There’s a lot to unpack. The book is short but full of insight. Like in much of DeLillo’s fiction, the concept drives the story, the plot taking the back seat.
Point Omega is a constellation of insight, a glacial meditation on the makeup of reality, examining the ways we deconstruct and make sense of our surroundings, or fail to. The text works like poetry, its impact elusive but unmistakable.
It’s also structured like a haiku. The novel is divided into three sections called “Lines,” and one might deem this a gimmick, but there’s something to it. Haikus are a Japanese tradition of self-contained minimalist poetry and the novel does justice to the form by using minimalist prose and pared-down settings. In that respect, the text reflects its poetic blueprint in loose terms.
But the story’s content is hard to encapsulate. It reveals a world engaged in deconstruction, which could be seen as a function of either less or more complexity. It’s up for interpretation. Life, it seems, is deconstructed across the board – in the Psycho art installation, during the state’s war games, in the desert, in everyday conversation and between the lines – revealing a trend, a human tendency to capture and break down what lies beyond reach. To what avail, one hardly knows. It depends on one’s perspective. Psycho loses its meaning when slowed down but something arcane emerges from the animation’s debris, between the images, casting light on the human condition, showcasing the importance of cause and effect, how our entire world is subject to a very specific time flow. Slow it down or speed it up and everything goes out of whack.
(Fun fact: When played out as it was intended, Psycho is at its sanest, at least by Point Omega’s standards.)
And yet we fiddle with our construct, tinkering with the world’s makeup in our effort to reach further and go deeper, testing our limits.

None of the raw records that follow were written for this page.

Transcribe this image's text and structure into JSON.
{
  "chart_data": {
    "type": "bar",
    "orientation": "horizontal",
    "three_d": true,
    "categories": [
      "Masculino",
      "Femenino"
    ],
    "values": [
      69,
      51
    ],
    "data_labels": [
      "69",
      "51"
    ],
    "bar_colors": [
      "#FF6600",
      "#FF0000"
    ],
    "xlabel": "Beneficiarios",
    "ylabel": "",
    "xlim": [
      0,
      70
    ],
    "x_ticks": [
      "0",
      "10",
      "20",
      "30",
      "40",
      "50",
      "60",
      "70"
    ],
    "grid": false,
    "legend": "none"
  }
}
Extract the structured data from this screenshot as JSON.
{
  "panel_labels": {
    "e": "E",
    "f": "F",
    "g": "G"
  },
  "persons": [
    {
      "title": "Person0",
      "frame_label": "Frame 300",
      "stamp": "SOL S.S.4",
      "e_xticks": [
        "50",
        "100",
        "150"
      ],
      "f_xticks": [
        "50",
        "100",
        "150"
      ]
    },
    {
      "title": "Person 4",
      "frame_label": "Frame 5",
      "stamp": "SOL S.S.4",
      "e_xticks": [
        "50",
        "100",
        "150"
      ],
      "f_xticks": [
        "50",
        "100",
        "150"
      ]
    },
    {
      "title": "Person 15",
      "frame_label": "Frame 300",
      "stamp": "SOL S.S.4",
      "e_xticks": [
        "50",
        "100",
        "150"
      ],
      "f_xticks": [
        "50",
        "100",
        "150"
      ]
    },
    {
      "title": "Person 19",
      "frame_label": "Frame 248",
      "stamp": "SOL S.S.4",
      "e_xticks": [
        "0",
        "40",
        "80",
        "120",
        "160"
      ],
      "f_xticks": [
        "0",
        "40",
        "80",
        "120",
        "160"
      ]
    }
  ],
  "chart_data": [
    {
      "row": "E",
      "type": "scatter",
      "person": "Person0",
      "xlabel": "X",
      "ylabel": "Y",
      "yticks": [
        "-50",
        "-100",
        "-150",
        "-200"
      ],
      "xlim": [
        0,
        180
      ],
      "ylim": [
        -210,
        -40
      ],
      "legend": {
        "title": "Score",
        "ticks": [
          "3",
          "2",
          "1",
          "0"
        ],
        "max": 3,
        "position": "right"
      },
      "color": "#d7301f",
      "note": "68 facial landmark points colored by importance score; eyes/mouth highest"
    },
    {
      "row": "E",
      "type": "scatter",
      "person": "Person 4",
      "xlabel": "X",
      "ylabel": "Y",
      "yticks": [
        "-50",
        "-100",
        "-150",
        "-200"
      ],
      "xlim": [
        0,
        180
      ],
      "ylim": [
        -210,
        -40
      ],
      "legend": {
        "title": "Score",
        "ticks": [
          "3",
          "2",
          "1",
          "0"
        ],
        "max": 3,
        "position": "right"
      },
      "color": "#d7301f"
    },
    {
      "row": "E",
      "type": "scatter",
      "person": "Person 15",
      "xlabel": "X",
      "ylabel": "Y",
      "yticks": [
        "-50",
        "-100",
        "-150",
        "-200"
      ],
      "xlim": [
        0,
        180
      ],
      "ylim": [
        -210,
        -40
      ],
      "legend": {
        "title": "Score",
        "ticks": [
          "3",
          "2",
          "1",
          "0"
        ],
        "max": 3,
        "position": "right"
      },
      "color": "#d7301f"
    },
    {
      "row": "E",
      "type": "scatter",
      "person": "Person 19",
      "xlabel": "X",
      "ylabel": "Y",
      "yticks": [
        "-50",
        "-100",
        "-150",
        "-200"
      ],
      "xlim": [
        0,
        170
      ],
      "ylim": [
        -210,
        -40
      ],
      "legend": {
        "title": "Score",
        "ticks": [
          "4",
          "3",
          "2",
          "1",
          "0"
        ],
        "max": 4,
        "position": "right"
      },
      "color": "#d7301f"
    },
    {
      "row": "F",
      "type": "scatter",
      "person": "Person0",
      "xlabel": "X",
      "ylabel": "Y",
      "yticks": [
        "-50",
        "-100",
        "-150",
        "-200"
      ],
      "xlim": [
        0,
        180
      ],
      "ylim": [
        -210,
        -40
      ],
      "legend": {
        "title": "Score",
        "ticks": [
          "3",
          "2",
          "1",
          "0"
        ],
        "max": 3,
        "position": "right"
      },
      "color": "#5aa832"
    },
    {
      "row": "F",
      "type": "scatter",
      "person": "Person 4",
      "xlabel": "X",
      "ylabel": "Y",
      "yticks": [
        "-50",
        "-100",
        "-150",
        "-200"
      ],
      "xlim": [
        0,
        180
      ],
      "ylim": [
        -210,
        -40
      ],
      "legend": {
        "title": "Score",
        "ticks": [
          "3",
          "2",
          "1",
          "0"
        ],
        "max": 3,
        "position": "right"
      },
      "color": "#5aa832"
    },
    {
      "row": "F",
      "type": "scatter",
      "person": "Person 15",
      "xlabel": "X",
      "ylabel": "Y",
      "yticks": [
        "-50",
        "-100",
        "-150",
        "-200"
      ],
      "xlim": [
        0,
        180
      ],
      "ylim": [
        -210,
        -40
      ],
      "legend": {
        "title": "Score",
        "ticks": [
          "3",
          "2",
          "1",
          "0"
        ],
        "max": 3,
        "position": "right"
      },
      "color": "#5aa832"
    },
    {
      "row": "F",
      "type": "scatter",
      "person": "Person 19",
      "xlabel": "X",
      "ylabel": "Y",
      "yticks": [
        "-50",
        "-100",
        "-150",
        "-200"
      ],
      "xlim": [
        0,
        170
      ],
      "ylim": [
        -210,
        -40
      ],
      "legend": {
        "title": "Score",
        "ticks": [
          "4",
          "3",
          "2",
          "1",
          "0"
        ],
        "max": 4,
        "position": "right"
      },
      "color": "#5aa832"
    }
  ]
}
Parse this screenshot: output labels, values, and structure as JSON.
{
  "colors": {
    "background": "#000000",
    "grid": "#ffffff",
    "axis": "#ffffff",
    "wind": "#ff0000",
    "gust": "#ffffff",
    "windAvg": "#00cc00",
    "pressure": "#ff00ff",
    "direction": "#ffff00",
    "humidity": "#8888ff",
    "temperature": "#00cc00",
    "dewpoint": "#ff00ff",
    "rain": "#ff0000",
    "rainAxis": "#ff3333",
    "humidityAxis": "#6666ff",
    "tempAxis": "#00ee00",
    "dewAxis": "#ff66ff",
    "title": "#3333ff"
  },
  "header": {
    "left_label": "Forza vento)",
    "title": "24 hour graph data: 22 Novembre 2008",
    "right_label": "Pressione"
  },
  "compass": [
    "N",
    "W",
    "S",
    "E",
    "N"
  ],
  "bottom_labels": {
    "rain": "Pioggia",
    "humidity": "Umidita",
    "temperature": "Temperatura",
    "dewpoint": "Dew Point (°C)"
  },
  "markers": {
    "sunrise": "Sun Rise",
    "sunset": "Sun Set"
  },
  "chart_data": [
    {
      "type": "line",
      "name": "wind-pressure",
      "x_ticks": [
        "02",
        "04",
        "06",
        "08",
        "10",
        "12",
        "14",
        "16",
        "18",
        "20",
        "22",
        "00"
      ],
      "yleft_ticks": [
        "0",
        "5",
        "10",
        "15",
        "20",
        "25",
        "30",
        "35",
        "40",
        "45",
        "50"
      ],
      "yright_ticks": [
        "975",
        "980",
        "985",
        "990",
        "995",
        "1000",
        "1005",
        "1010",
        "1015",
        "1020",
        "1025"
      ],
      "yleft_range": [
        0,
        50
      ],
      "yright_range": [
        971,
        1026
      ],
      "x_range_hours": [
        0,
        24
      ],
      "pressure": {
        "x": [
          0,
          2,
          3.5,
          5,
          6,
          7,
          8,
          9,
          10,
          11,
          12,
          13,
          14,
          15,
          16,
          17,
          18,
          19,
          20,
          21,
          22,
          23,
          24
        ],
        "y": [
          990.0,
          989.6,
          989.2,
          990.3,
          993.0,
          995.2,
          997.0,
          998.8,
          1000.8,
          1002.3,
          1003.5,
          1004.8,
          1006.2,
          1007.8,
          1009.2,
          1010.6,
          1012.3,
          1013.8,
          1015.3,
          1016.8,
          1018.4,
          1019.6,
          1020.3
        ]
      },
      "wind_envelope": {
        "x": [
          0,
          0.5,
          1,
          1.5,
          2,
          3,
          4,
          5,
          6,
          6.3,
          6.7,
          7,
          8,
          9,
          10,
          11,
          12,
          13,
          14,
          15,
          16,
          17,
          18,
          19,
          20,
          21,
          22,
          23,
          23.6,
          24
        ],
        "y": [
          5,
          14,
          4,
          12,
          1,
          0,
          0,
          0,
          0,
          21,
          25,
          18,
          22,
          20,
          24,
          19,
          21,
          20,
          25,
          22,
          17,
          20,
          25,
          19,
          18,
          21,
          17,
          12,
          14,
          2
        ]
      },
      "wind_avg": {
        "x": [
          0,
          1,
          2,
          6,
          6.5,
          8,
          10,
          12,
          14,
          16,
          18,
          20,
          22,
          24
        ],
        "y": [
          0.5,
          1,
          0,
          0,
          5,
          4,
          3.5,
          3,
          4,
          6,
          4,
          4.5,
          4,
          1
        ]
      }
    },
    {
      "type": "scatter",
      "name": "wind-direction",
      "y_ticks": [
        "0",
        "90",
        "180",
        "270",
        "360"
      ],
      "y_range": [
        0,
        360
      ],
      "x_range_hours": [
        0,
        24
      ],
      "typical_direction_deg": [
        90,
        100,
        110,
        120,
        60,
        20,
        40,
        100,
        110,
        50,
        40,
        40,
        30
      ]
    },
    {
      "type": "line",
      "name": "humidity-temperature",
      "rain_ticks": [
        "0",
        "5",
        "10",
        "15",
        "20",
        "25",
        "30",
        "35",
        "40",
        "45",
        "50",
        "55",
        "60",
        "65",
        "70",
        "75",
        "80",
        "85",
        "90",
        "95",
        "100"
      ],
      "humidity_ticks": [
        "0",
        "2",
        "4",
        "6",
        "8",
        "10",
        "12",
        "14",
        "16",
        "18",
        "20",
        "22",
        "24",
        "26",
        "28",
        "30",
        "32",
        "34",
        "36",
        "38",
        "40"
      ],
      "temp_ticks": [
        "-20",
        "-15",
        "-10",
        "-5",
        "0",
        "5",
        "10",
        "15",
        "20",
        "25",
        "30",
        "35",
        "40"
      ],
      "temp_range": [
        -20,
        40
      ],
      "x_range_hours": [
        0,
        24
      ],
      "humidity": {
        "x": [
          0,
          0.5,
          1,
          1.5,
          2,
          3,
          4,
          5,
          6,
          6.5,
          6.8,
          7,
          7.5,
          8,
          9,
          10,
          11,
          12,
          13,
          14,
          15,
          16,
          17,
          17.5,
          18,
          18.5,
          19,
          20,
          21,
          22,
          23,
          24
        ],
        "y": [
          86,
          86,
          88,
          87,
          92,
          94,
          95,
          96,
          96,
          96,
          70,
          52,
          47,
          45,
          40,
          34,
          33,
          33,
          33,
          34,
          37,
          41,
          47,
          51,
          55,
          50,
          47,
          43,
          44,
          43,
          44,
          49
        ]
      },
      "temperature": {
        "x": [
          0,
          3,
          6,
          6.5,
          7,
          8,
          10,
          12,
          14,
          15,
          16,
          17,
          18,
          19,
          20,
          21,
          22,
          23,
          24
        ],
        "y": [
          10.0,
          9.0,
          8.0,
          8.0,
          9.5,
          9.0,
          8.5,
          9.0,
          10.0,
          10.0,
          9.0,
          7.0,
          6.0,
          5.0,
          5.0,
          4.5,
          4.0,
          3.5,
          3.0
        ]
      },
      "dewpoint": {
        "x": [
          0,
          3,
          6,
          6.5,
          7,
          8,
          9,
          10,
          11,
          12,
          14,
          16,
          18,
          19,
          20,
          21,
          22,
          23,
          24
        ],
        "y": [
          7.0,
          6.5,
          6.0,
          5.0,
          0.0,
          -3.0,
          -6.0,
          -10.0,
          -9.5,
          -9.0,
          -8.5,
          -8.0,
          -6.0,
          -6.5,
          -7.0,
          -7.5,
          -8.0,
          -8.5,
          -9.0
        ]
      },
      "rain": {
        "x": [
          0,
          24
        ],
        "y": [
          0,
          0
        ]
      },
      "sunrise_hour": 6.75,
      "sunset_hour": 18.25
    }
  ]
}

In the case of belligerents, we strip them of their humanity to garner information and gain an advantage in our war games. We lose our own humanity, too, turning into monsters, but the loss of humanity may be inevitable. Fail to step up to the dark task and we may end up as the victims of those who do step up, dehumanized by their hand.
If we’re going to be stripped of our essence, let us do so on our terms, so to speak.
Rendition, it seems, at least the war-games kind, may or may not be a sine qua non to survival.
One more example of complexity boiled down to cynical simplicity.
The story flirts with these issues, and many more.
As for those who seek answers to questions that haunt the human mind, Point Omega suggests they may be found in the solitude and simplicity of a bare landscape, in the cracks of which life flourishes against all odds, subject to the alternating dry heat/cold yet spared the corrosion of damp, noise, and overcrowding.
The complex rendered simple yet again.
A pattern emerges.
It seems that DeLillo’s point is counterintuitive. He suggests that the more sophisticated we are the plainer things become. Maybe the end product of complexity is simplicity. Maybe, as Elster muses, the point of evolution is to turn humans into stones so that we may rest in peace for eternity.
The prospect suits him just fine. All he wants is to live out the rest of his years in the desert, keeping at bay the shadow of civilization, letting the wide starry sky embrace him.